United States Computer Emergency Readiness Team (US-CERT)は7月16日(米国時間)、「Malicious Activity Targeting COVID-19 Research, Vaccine Development |CISA」において、アメリカ、イギリス、カナダの情報セキュリティ担当機関が共同で、新型コロナウィルス(COVID-19)の研究およびワクチン開発を対象としたサイバー攻撃に関するセキュリティアドバイザリを公開したと伝えた。

このセキュリティアドバイザリでは、悪意のある攻撃者がどのようなツールや技術を利用して研究機関を攻撃しているのかを明らかにした上で、侵害の指標や検出・緩和のためのアドバイスを提供している。

このセキュリティアドバイザリは、アメリカのCybersecurity and Infrastructure Security Agency (CISA)、イギリスのNational Cyber Security Centre (NCSC)、カナダのCommunications Security Establishment (CSE)およびNational Security Agency (NSA) が共同で発表したもので、次のページからPDFをダウンロードできる。

内容は、「APT29」(または「Dukes」や「Cozy Bear」)という名称で知られるサイバー犯罪グループによる、COVID-19のワクチン開発やテストを行っている組織に対する攻撃手法の解説と対策をまとめたもの。APT29はこれまでにもさまざまなツールと手法を使用して政府機関やシンクタンク、インフラ企業などに対するサイバー攻撃を繰り返してきたことで知られているが、2020年にはCOVID-19関連の研究やワクチン開発を行う組織や研究機関から情報と知的財産を盗むことを目的とした攻撃を行っているという。

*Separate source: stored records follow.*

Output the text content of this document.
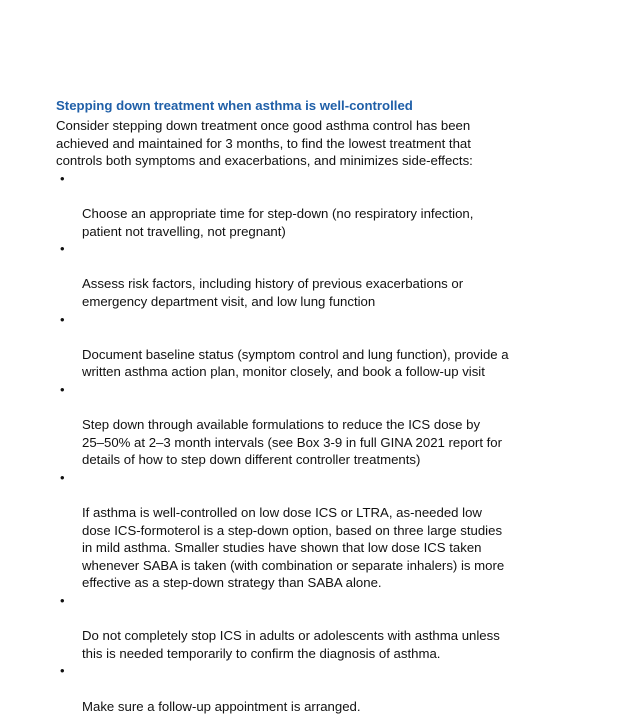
Stepping down treatment when asthma is well-controlled

Consider stepping down treatment once good asthma control has been
achieved and maintained for 3 months, to find the lowest treatment that
controls both symptoms and exacerbations, and minimizes side-effects:

•

Choose an appropriate time for step-down (no respiratory infection,
patient not travelling, not pregnant)

•

Assess risk factors, including history of previous exacerbations or
emergency department visit, and low lung function

•

Document baseline status (symptom control and lung function), provide a
written asthma action plan, monitor closely, and book a follow-up visit

•

Step down through available formulations to reduce the ICS dose by
25–50% at 2–3 month intervals (see Box 3-9 in full GINA 2021 report for
details of how to step down different controller treatments)

•

If asthma is well-controlled on low dose ICS or LTRA, as-needed low
dose ICS-formoterol is a step-down option, based on three large studies
in mild asthma. Smaller studies have shown that low dose ICS taken
whenever SABA is taken (with combination or separate inhalers) is more
effective as a step-down strategy than SABA alone.

•

Do not completely stop ICS in adults or adolescents with asthma unless
this is needed temporarily to confirm the diagnosis of asthma.

•

Make sure a follow-up appointment is arranged.
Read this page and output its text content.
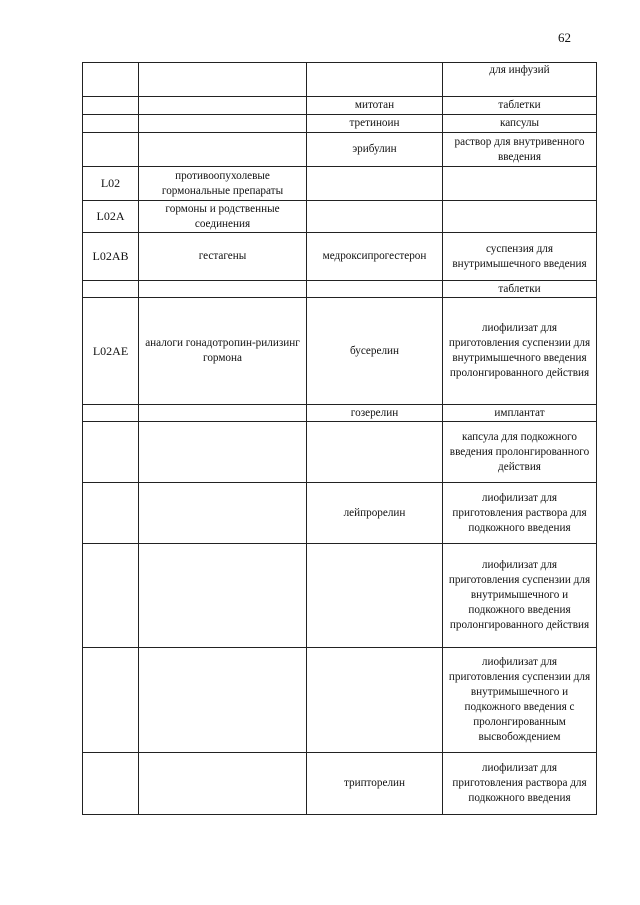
62
			для инфузий
		митотан	таблетки
		третиноин	капсулы
		эрибулин	раствор для внутривенного введения
L02	противоопухолевые гормональные препараты		
L02A	гормоны и родственные соединения		
L02AB	гестагены	медроксипрогестерон	суспензия для внутримышечного введения
			таблетки
L02AE	аналоги гонадотропин-рилизинг гормона	бусерелин	лиофилизат для приготовления суспензии для внутримышечного введения пролонгированного действия
		гозерелин	имплантат
			капсула для подкожного введения пролонгированного действия
		лейпрорелин	лиофилизат для приготовления раствора для подкожного введения
			лиофилизат для приготовления суспензии для внутримышечного и подкожного введения пролонгированного действия
			лиофилизат для приготовления суспензии для внутримышечного и подкожного введения с пролонгированным высвобождением
		трипторелин	лиофилизат для приготовления раствора для подкожного введения
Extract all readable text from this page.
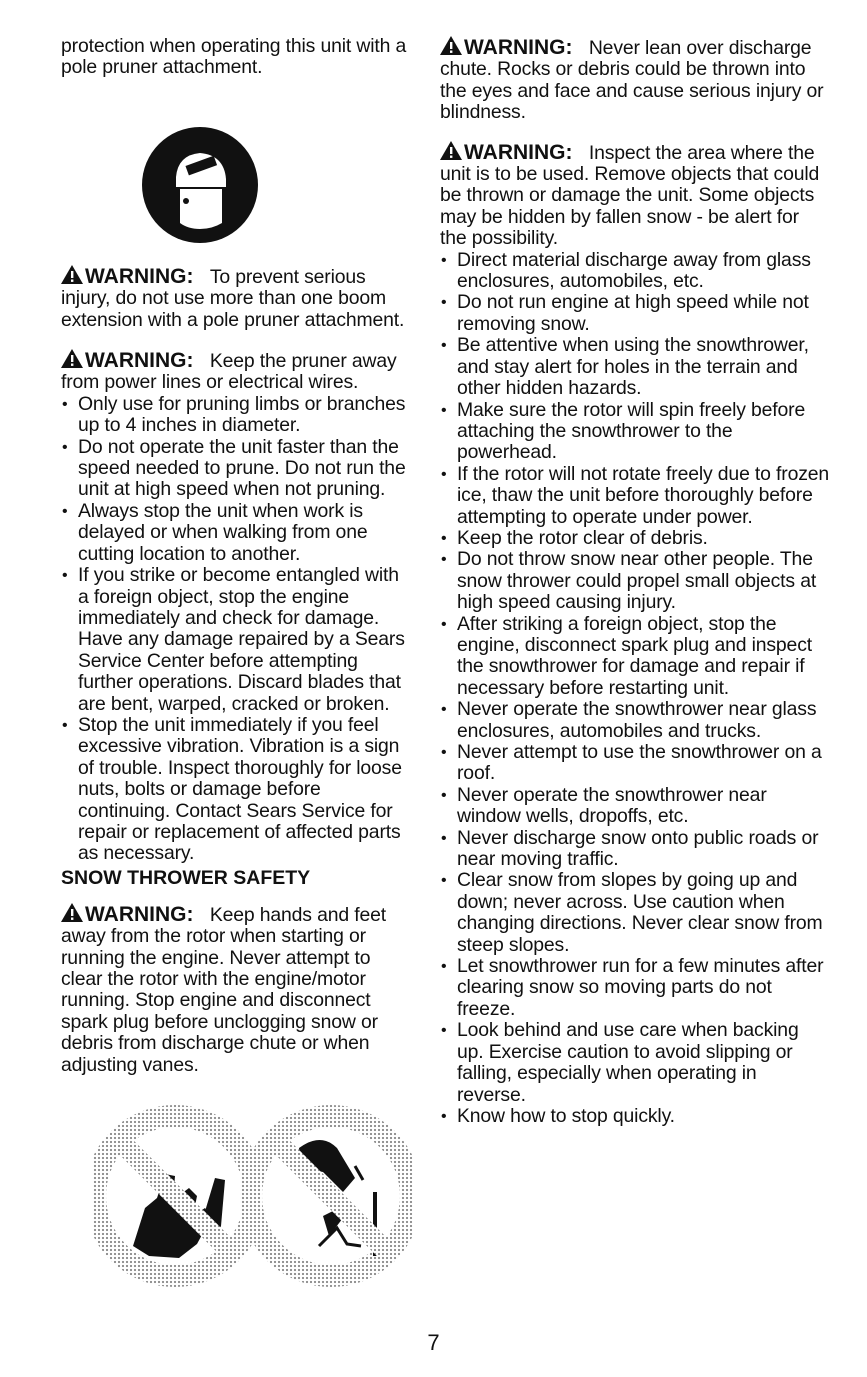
protection when operating this unit with a pole pruner attachment.

WARNING: To prevent serious injury, do not use more than one boom extension with a pole pruner attachment.

WARNING: Keep the pruner away from power lines or electrical wires.

• Only use for pruning limbs or branches up to 4 inches in diameter.
• Do not operate the unit faster than the speed needed to prune. Do not run the unit at high speed when not pruning.
• Always stop the unit when work is delayed or when walking from one cutting location to another.
• If you strike or become entangled with a foreign object, stop the engine immediately and check for damage. Have any damage repaired by a Sears Service Center before attempting further operations. Discard blades that are bent, warped, cracked or broken.
• Stop the unit immediately if you feel excessive vibration. Vibration is a sign of trouble. Inspect thoroughly for loose nuts, bolts or damage before continuing. Contact Sears Service for repair or replacement of affected parts as necessary.
SNOW THROWER SAFETY

WARNING: Keep hands and feet away from the rotor when starting or running the engine. Never attempt to clear the rotor with the engine/motor running. Stop engine and disconnect spark plug before unclogging snow or debris from discharge chute or when adjusting vanes.

WARNING: Never lean over discharge chute. Rocks or debris could be thrown into the eyes and face and cause serious injury or blindness.

WARNING: Inspect the area where the unit is to be used. Remove objects that could be thrown or damage the unit. Some objects may be hidden by fallen snow - be alert for the possibility.

• Direct material discharge away from glass enclosures, automobiles, etc.
• Do not run engine at high speed while not removing snow.
• Be attentive when using the snowthrower, and stay alert for holes in the terrain and other hidden hazards.
• Make sure the rotor will spin freely before attaching the snowthrower to the powerhead.
• If the rotor will not rotate freely due to frozen ice, thaw the unit before thoroughly before attempting to operate under power.
• Keep the rotor clear of debris.
• Do not throw snow near other people. The snow thrower could propel small objects at high speed causing injury.
• After striking a foreign object, stop the engine, disconnect spark plug and inspect the snowthrower for damage and repair if necessary before restarting unit.
• Never operate the snowthrower near glass enclosures, automobiles and trucks.
• Never attempt to use the snowthrower on a roof.
• Never operate the snowthrower near window wells, dropoffs, etc.
• Never discharge snow onto public roads or near moving traffic.
• Clear snow from slopes by going up and down; never across. Use caution when changing directions. Never clear snow from steep slopes.
• Let snowthrower run for a few minutes after clearing snow so moving parts do not freeze.
• Look behind and use care when backing up. Exercise caution to avoid slipping or falling, especially when operating in reverse.
• Know how to stop quickly.
7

このアドバイザリでは、APT29による今回の攻撃の特筆すべき点として、「WellMess」や「WellMail」「SoreFang」といったマルウェアを用いたケースがあったことを挙げている。WellMessおよびWellMailは、対象のシステムで任意のコマンドを実行してファイルのアップロードやダウンロード、実行結果の外部サーバへの送信などを行う。SoreFangは対象システムの情報をHTTP経由で盗み出し、別のマルウェアをダウンロードすることで知られている。APT29のような犯罪グループは、今後もCOVID-19ワクチンの研究開発を行う組織を攻撃し続ける可能性が高いという。